I have a PHP script (running on a Linux server) that ouputs the names of some files on the server. It outputs these file names in a simple text-only format.
This output is read from a VB.NET program by using HttpWebRequest, HttpWebResponse, and a StreamReader.
The problem is that some of the file names being output contain… unusual characters. Specifically, the ‘section’ symbol (§).
If I view the output of the PHP script in a web browser, the symbol appears fine.
But when I read the output of the PHP script into my .NET program, the symbol doesn’t appear correctly (it appears as a generic ‘block’ symbol).
I’ve tried all the different character encoding options that you can use when reading the response stream (from the HttpWebResponse). I’ve tried outputting the stream directly to a text file (no good), displaying it in a TextBox (no good), and even when viewing the results directly in the Visual Studio debugger, the character appears as a block instead of as the ‘section’ symbol.
I’ve examined the output in a hex editor (as suggested by a related question, ‘how do you troubleshoot character encoding problems.’
When I write out the section symbol (§) from .NET itself, the hex bytes I see representing it are ‘c2 a7’ (makes sense if it’s unicode, right? requires two bytes?). When I write out the output from the PHP script directly to a file and examine that with a hex editor, the symbol shows up as ‘ef bf bd’ – three bytes instead of two?

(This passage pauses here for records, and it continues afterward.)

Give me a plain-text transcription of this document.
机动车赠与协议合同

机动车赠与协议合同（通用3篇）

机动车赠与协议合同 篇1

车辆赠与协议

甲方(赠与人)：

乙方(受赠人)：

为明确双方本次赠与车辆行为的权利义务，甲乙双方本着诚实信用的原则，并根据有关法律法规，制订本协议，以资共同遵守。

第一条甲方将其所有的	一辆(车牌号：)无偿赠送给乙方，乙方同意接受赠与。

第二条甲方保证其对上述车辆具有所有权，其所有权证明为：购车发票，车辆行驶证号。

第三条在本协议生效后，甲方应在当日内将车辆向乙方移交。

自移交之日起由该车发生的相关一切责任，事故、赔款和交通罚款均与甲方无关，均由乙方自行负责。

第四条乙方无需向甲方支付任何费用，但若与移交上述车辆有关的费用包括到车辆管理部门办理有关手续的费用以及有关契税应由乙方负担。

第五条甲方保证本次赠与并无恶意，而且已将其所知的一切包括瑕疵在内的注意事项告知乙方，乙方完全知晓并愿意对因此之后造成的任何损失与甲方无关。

I’m at a loss as to what to do – if I need to specify some other character encoding, or if I’m missing something obvious about this.
Here’s the code that’s used to get the output of the PHP script (VB-style comments modified so they appear correctly on this site):
Dim myRequest As HttpWebRequest = WebRequest.Create('http://www.example.com/sample.php') Dim myResponse As HttpWebResponse = myRequest.GetResponse() // read the response stream Dim myReader As New StreamReader(myResponse.GetResponseStream()) // read the entire output in one block (just as an example) Dim theOutput as String = myReader.ReadToEnd()
Any ideas?
- Am I using the wrong kind of StreamReader? (I’ve tried passing the character encoding in the call to create the new StreamReader – I’ve tried all the ones that are in System.Text.Encoding – UTF-8, UTF-7, ASCII, UTF-32, Unicode, etc.)

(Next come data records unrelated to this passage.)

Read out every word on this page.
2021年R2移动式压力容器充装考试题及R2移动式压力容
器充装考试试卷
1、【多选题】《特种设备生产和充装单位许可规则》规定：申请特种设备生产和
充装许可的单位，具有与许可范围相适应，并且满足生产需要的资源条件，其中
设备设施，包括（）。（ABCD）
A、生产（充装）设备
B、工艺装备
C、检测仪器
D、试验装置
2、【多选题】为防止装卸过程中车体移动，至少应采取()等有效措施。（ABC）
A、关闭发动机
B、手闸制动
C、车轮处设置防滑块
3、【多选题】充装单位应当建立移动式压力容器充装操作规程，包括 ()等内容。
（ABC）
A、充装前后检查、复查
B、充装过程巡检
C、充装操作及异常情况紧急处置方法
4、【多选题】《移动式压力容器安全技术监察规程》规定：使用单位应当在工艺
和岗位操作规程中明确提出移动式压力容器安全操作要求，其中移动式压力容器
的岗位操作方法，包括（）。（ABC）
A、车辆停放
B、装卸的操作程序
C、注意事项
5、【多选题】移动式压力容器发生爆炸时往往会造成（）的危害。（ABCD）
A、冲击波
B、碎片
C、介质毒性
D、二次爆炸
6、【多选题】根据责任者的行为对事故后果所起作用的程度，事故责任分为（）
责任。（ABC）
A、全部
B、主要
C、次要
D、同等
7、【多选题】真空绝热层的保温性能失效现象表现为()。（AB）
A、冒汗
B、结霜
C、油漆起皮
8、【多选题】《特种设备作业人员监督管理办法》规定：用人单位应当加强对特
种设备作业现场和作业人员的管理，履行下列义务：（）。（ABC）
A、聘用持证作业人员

- Should I be using a different method for reading the output of the PHP script?
- Is there something I should be doing different on the PHP-side when outputting the text?
UPDATED INFO:
- The output from PHP is specifically encoded UTF-8 by calling:
utf8_encode($file); - When I wrote out the symbol from .NET, I copied and pasted the symbol from the Character Map app in Windows. I also copied & pasted it directly from the file’s name (in Windows) and from this web page itself – all gave the same hex value when written out (c2 a7).
- Yes, the ‘section symbol’ I’m talking about is U+00A7 (ALT+0167 on Windows, according to Character Map).
- The content-type is set explicitly via
header('Content-Type: text/html; charset=utf-8');right at the beginning of the PHP script.
UPDATE:
Figured it out myself, but I couldn’t have done it without the help from the people who answered. Thank you!
Figured it out!!
Like so many things, it’s simple in retrospect!
Jon Skeet was correct – it was meant to be UTF-8, but definitely wasn’t.
Turns out, in the original script I was using (before I stripped it down to make it simpler to debug), there was some additional text output by the script which was not wrapped in a
utf8_encode()call. This caused the entire page to be output in ISO-8859-1 instead of UTF-8.I noticed this when I checked my testing script’s ‘encoding’ property (in Firefox, ‘View Page Info’). It was UTF-8 for the testing script, but ISO-8859-1. The production script also printed the date of the file; this was not wrapped in a call to utf8_encode – and that caused the entire output to change to ISO-08859-1.
[Insert sound of me slapping my forehead here]
Thanks to everyone who answered! You were very helpful!